We’ve been at this point before with other sub-genres, with cyberpunk and, more recently,  paranormal romance  fang fuckers  bodice rippers with vamp-  Sparkly Vampyres in Lurve: it’s poised on the edge of over-exposure. Maybe it’s on its way to becoming a new sub-genre, or even a new shelf category in the bookstores. But in the meantime, it’s over-blown. The category is filling up with trashy, derivative junk and also with good authors who damn well ought to know better than to jump on a bandwagon.

You see, the late 19th Century was a terrible, terrible time to live and all this girlie steampunk shit is falsely romantiscizing the era because the “taproots” of the genre is people having adventures in really horrible time periods.   In other words, throw a few starving adults feeding off the breastmilk of a newly minted mother ala Grapes of Wrath and maybe, just maybe, you are closing in on a realistic feel for the time period.

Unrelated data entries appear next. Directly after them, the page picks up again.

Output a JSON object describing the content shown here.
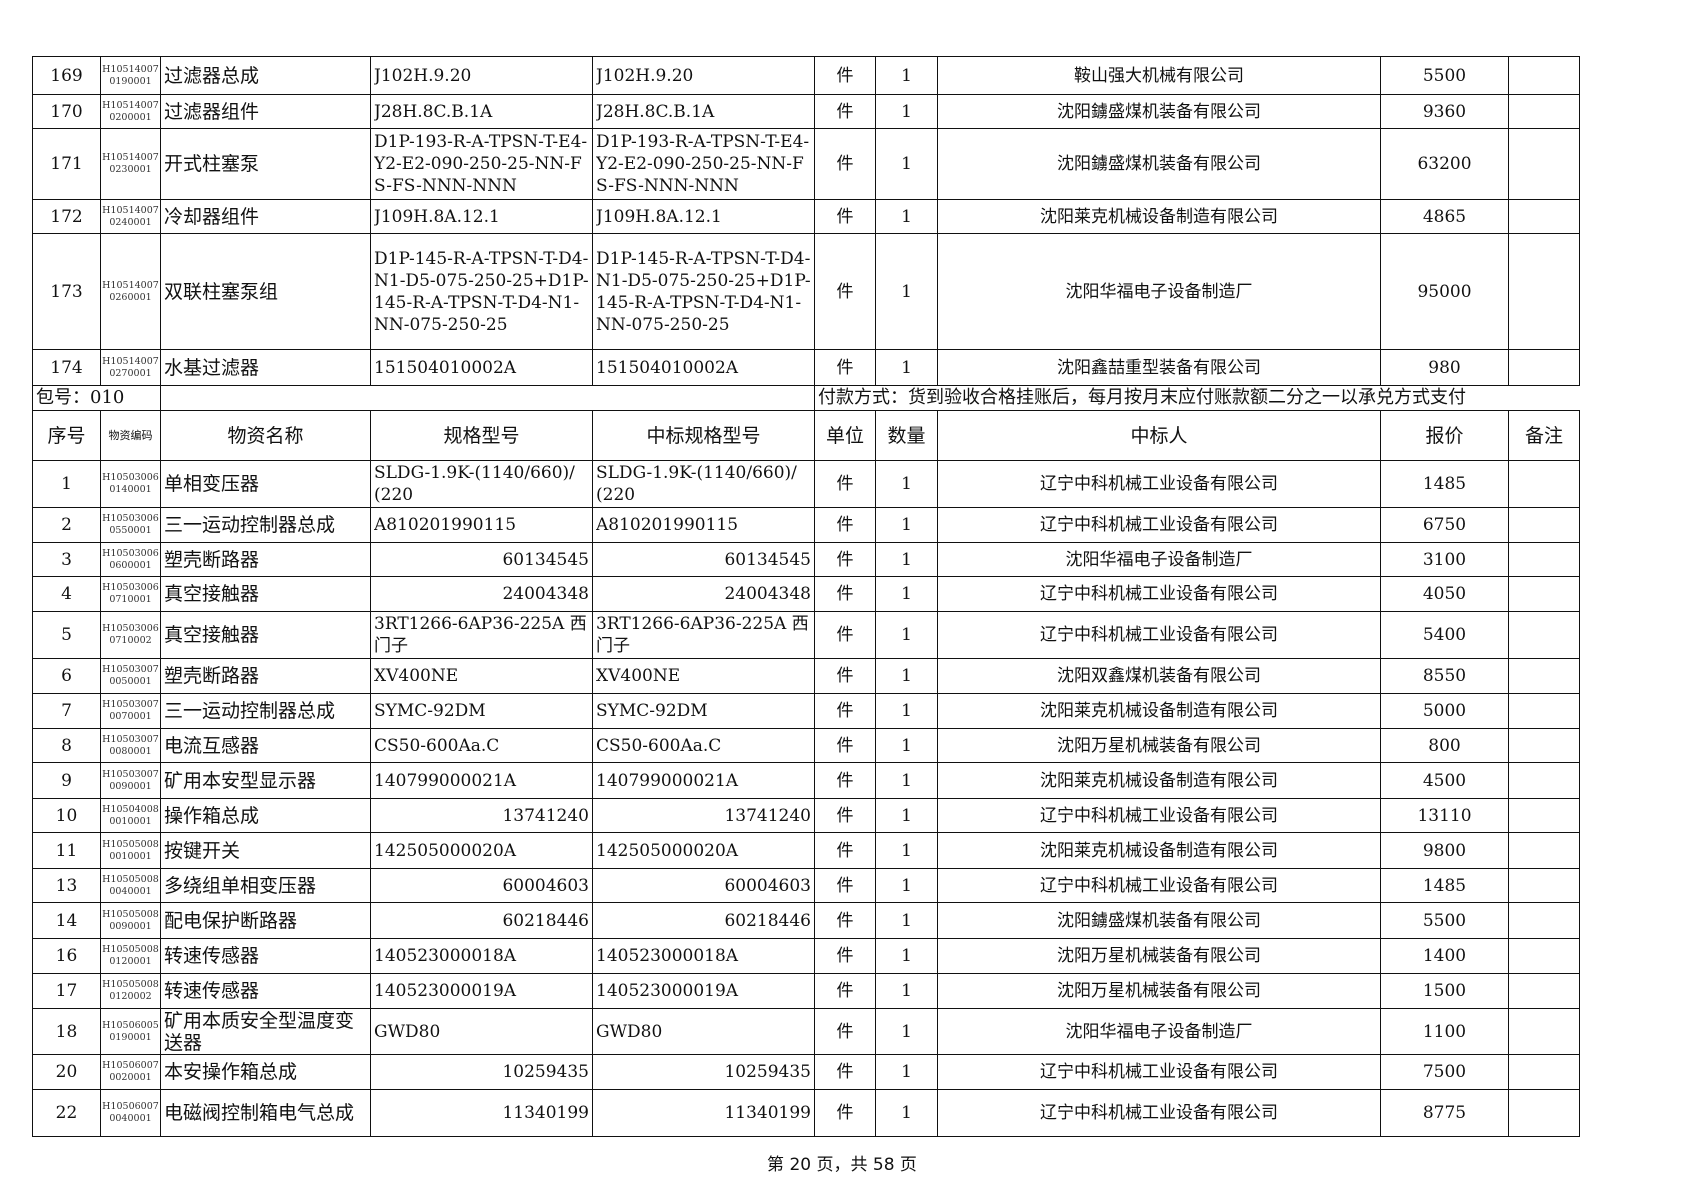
{
  "group1_rows": [
    {
      "no": "169",
      "code": "H105140070190001",
      "name": "过滤器总成",
      "spec": "J102H.9.20",
      "bid_spec": "J102H.9.20",
      "unit": "件",
      "qty": "1",
      "winner": "鞍山强大机械有限公司",
      "price": "5500",
      "remark": ""
    },
    {
      "no": "170",
      "code": "H105140070200001",
      "name": "过滤器组件",
      "spec": "J28H.8C.B.1A",
      "bid_spec": "J28H.8C.B.1A",
      "unit": "件",
      "qty": "1",
      "winner": "沈阳鐪盛煤机装备有限公司",
      "price": "9360",
      "remark": ""
    },
    {
      "no": "171",
      "code": "H105140070230001",
      "name": "开式柱塞泵",
      "spec": "D1P-193-R-A-TPSN-T-E4-Y2-E2-090-250-25-NN-FS-FS-NNN-NNN",
      "bid_spec": "D1P-193-R-A-TPSN-T-E4-Y2-E2-090-250-25-NN-FS-FS-NNN-NNN",
      "unit": "件",
      "qty": "1",
      "winner": "沈阳鐪盛煤机装备有限公司",
      "price": "63200",
      "remark": ""
    },
    {
      "no": "172",
      "code": "H105140070240001",
      "name": "冷却器组件",
      "spec": "J109H.8A.12.1",
      "bid_spec": "J109H.8A.12.1",
      "unit": "件",
      "qty": "1",
      "winner": "沈阳莱克机械设备制造有限公司",
      "price": "4865",
      "remark": ""
    },
    {
      "no": "173",
      "code": "H105140070260001",
      "name": "双联柱塞泵组",
      "spec": "D1P-145-R-A-TPSN-T-D4-N1-D5-075-250-25+D1P-145-R-A-TPSN-T-D4-N1-NN-075-250-25",
      "bid_spec": "D1P-145-R-A-TPSN-T-D4-N1-D5-075-250-25+D1P-145-R-A-TPSN-T-D4-N1-NN-075-250-25",
      "unit": "件",
      "qty": "1",
      "winner": "沈阳华福电子设备制造厂",
      "price": "95000",
      "remark": ""
    },
    {
      "no": "174",
      "code": "H105140070270001",
      "name": "水基过滤器",
      "spec": "151504010002A",
      "bid_spec": "151504010002A",
      "unit": "件",
      "qty": "1",
      "winner": "沈阳鑫喆重型装备有限公司",
      "price": "980",
      "remark": ""
    }
  ],
  "package": {
    "label": "包号：010",
    "payment": "付款方式：货到验收合格挂账后，每月按月末应付账款额二分之一以承兑方式支付"
  },
  "headers": {
    "no": "序号",
    "code": "物资编码",
    "name": "物资名称",
    "spec": "规格型号",
    "bid_spec": "中标规格型号",
    "unit": "单位",
    "qty": "数量",
    "winner": "中标人",
    "price": "报价",
    "remark": "备注"
  },
  "group2_rows": [
    {
      "no": "1",
      "code": "H105030060140001",
      "name": "单相变压器",
      "spec": "SLDG-1.9K-(1140/660)/(220",
      "bid_spec": "SLDG-1.9K-(1140/660)/(220",
      "unit": "件",
      "qty": "1",
      "winner": "辽宁中科机械工业设备有限公司",
      "price": "1485",
      "remark": ""
    },
    {
      "no": "2",
      "code": "H105030060550001",
      "name": "三一运动控制器总成",
      "spec": "A810201990115",
      "bid_spec": "A810201990115",
      "unit": "件",
      "qty": "1",
      "winner": "辽宁中科机械工业设备有限公司",
      "price": "6750",
      "remark": ""
    },
    {
      "no": "3",
      "code": "H105030060600001",
      "name": "塑壳断路器",
      "spec": "60134545",
      "bid_spec": "60134545",
      "unit": "件",
      "qty": "1",
      "winner": "沈阳华福电子设备制造厂",
      "price": "3100",
      "remark": ""
    },
    {
      "no": "4",
      "code": "H105030060710001",
      "name": "真空接触器",
      "spec": "24004348",
      "bid_spec": "24004348",
      "unit": "件",
      "qty": "1",
      "winner": "辽宁中科机械工业设备有限公司",
      "price": "4050",
      "remark": ""
    },
    {
      "no": "5",
      "code": "H105030060710002",
      "name": "真空接触器",
      "spec": "3RT1266-6AP36-225A 西门子",
      "bid_spec": "3RT1266-6AP36-225A 西门子",
      "unit": "件",
      "qty": "1",
      "winner": "辽宁中科机械工业设备有限公司",
      "price": "5400",
      "remark": ""
    },
    {
      "no": "6",
      "code": "H105030070050001",
      "name": "塑壳断路器",
      "spec": "XV400NE",
      "bid_spec": "XV400NE",
      "unit": "件",
      "qty": "1",
      "winner": "沈阳双鑫煤机装备有限公司",
      "price": "8550",
      "remark": ""
    },
    {
      "no": "7",
      "code": "H105030070070001",
      "name": "三一运动控制器总成",
      "spec": "SYMC-92DM",
      "bid_spec": "SYMC-92DM",
      "unit": "件",
      "qty": "1",
      "winner": "沈阳莱克机械设备制造有限公司",
      "price": "5000",
      "remark": ""
    },
    {
      "no": "8",
      "code": "H105030070080001",
      "name": "电流互感器",
      "spec": "CS50-600Aa.C",
      "bid_spec": "CS50-600Aa.C",
      "unit": "件",
      "qty": "1",
      "winner": "沈阳万星机械装备有限公司",
      "price": "800",
      "remark": ""
    },
    {
      "no": "9",
      "code": "H105030070090001",
      "name": "矿用本安型显示器",
      "spec": "140799000021A",
      "bid_spec": "140799000021A",
      "unit": "件",
      "qty": "1",
      "winner": "沈阳莱克机械设备制造有限公司",
      "price": "4500",
      "remark": ""
    },
    {
      "no": "10",
      "code": "H105040080010001",
      "name": "操作箱总成",
      "spec": "13741240",
      "bid_spec": "13741240",
      "unit": "件",
      "qty": "1",
      "winner": "辽宁中科机械工业设备有限公司",
      "price": "13110",
      "remark": ""
    },
    {
      "no": "11",
      "code": "H105050080010001",
      "name": "按键开关",
      "spec": "142505000020A",
      "bid_spec": "142505000020A",
      "unit": "件",
      "qty": "1",
      "winner": "沈阳莱克机械设备制造有限公司",
      "price": "9800",
      "remark": ""
    },
    {
      "no": "13",
      "code": "H105050080040001",
      "name": "多绕组单相变压器",
      "spec": "60004603",
      "bid_spec": "60004603",
      "unit": "件",
      "qty": "1",
      "winner": "辽宁中科机械工业设备有限公司",
      "price": "1485",
      "remark": ""
    },
    {
      "no": "14",
      "code": "H105050080090001",
      "name": "配电保护断路器",
      "spec": "60218446",
      "bid_spec": "60218446",
      "unit": "件",
      "qty": "1",
      "winner": "沈阳鐪盛煤机装备有限公司",
      "price": "5500",
      "remark": ""
    },
    {
      "no": "16",
      "code": "H105050080120001",
      "name": "转速传感器",
      "spec": "140523000018A",
      "bid_spec": "140523000018A",
      "unit": "件",
      "qty": "1",
      "winner": "沈阳万星机械装备有限公司",
      "price": "1400",
      "remark": ""
    },
    {
      "no": "17",
      "code": "H105050080120002",
      "name": "转速传感器",
      "spec": "140523000019A",
      "bid_spec": "140523000019A",
      "unit": "件",
      "qty": "1",
      "winner": "沈阳万星机械装备有限公司",
      "price": "1500",
      "remark": ""
    },
    {
      "no": "18",
      "code": "H105060050190001",
      "name": "矿用本质安全型温度变送器",
      "spec": "GWD80",
      "bid_spec": "GWD80",
      "unit": "件",
      "qty": "1",
      "winner": "沈阳华福电子设备制造厂",
      "price": "1100",
      "remark": ""
    },
    {
      "no": "20",
      "code": "H105060070020001",
      "name": "本安操作箱总成",
      "spec": "10259435",
      "bid_spec": "10259435",
      "unit": "件",
      "qty": "1",
      "winner": "辽宁中科机械工业设备有限公司",
      "price": "7500",
      "remark": ""
    },
    {
      "no": "22",
      "code": "H105060070040001",
      "name": "电磁阀控制箱电气总成",
      "spec": "11340199",
      "bid_spec": "11340199",
      "unit": "件",
      "qty": "1",
      "winner": "辽宁中科机械工业设备有限公司",
      "price": "8775",
      "remark": ""
    }
  ],
  "footer": {
    "page_text": "第 20 页，共 58 页"
  }
}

Cherie Priest, author of the Bestselling novel, Boneshaker, was called out specifically by Stross for her scientifically improbable gas induced zombies.   Priest responds:

OMG YOU GUYS it has come to my attention that  SOMEONE on the internet is saying that my fictional 19th century zombies are NOT SCIENTIFICALLY SOUND. Naturally, I am  crushed. To think, IF ONLY I'd consulted with a zombologist or two before sitting down to write, I could've avoided ALL THIS EMBARRASSMENT.

Scott Westerfeld, a YA author, suggests that the great thing about YA readers is that they don’t view things with the same rigidity as adults.   (I actually don’t buy this whole heartedly because otherwise you wouldn’t have the “OMG there are no books for boys” refrain)

Probably the biggest problem with Stross’ lament is, as suggested by Westerfeld, he isn’t reading the books about which he is complaining.   For example, had he taken the time to read one of those awful steampunk books by girls such as the Iron Duke, he would know that even girls are writing about a time period that is fraught with political unrest, racism, and dire living conditions.   Yes, there is love and sex in it, but in order for us to be here today, there would have had to be some love and sex during the Industrial Revolution, even a revisionary one.